O Javits Center, em Nova York, virou por um dia o centro do universo esportivo mundial. No terceiro dia do Fanatics Fest, que reuniu cerca de 200 mil torcedores ao longo de quatro dias - um salto em relação aos 125 mil de 2025 -, o CEO da Fanatics, Michael Rubin, comandou uma maratona de bastidores que misturou WWE, NBA, tênis, futebol americano e até um show surpresa de Justin Bieber.
Tudo começou com um pedido inusitado: uma camisa de Jalen Brunson, ídolo do New York Knicks, precisava ser "roubada" do espaço de produtos licenciados da NBA para que Trae Young, armador do Washington Wizards, pudesse rasgá-la durante sua entrada estilo WWE. AJ Dybantsa, escolha número 1 do Draft de 2026 e agora companheiro de Young no Wizards, ajudou a distrair a plateia enquanto a peça era recuperada às pressas.
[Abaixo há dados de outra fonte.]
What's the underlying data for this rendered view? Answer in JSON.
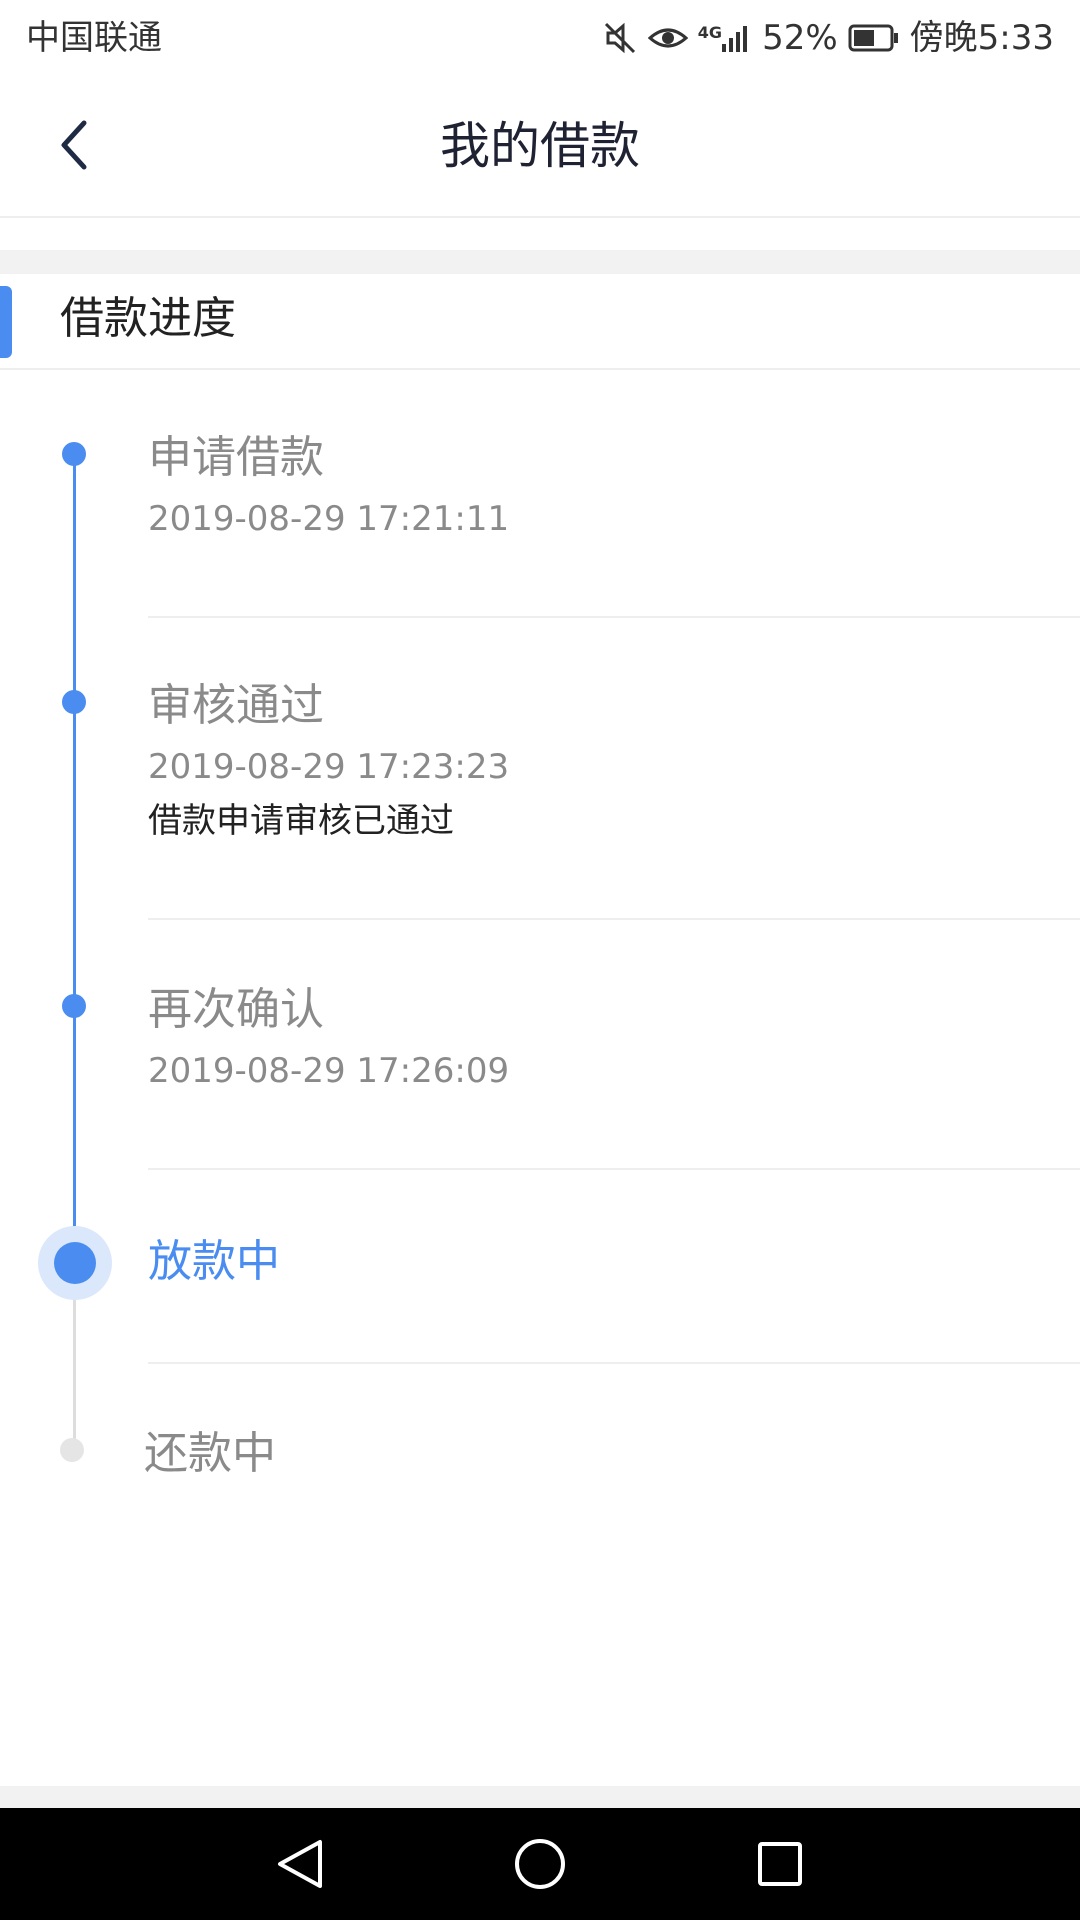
{
  "status_bar": {
    "carrier": "中国联通",
    "network": "4G",
    "battery": "52%",
    "time": "傍晚5:33",
    "icons": [
      "mute-icon",
      "eye-icon",
      "signal-icon",
      "battery-icon"
    ]
  },
  "header": {
    "title": "我的借款",
    "back_icon": "chevron-left-icon"
  },
  "section": {
    "title": "借款进度"
  },
  "timeline": [
    {
      "title": "申请借款",
      "time": "2019-08-29 17:21:11",
      "note": "",
      "state": "done"
    },
    {
      "title": "审核通过",
      "time": "2019-08-29 17:23:23",
      "note": "借款申请审核已通过",
      "state": "done"
    },
    {
      "title": "再次确认",
      "time": "2019-08-29 17:26:09",
      "note": "",
      "state": "done"
    },
    {
      "title": "放款中",
      "time": "",
      "note": "",
      "state": "current"
    },
    {
      "title": "还款中",
      "time": "",
      "note": "",
      "state": "pending"
    }
  ],
  "nav_bar": {
    "icons": [
      "back-triangle-icon",
      "home-circle-icon",
      "recents-square-icon"
    ]
  },
  "colors": {
    "accent": "#4a8cf0",
    "muted_text": "#8a8a8a",
    "pending": "#e5e5e5"
  }
}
Nos raros intervalos de calma daquele sábado - entre uma corrida e outra pelos corredores do evento -, Rubin chegou a comentar, em tom de brincadeira, que precisava relaxar como quem joga um simples jogo de paciência, tamanha era a intensidade da programação. jogo de paciência
Entradas de arena movimentam ídolos de múltiplos esportes
A sequência de entradas ao estilo WWE reuniu nomes que raramente dividem o mesmo palco. Novak Djokovic, 24 vezes campeão de Grand Slam, escolheu uma máscara de luchador e rastejou pela rampa ao som da música de entrada de Jacob Fatu. Tom Brady, sete vezes campeão do Super Bowl, saiu de um caixão em referência ao lendário Undertaker, usando lentes de contato que davam efeito de olhos revirados, antes de aplicar um golpe de cadeira diante dos jurados. Segundo relato à imprensa, Brady comentou que as lentes incomodavam, mas que "é preciso estar preparado" - e recebeu nota máxima dos avaliadores.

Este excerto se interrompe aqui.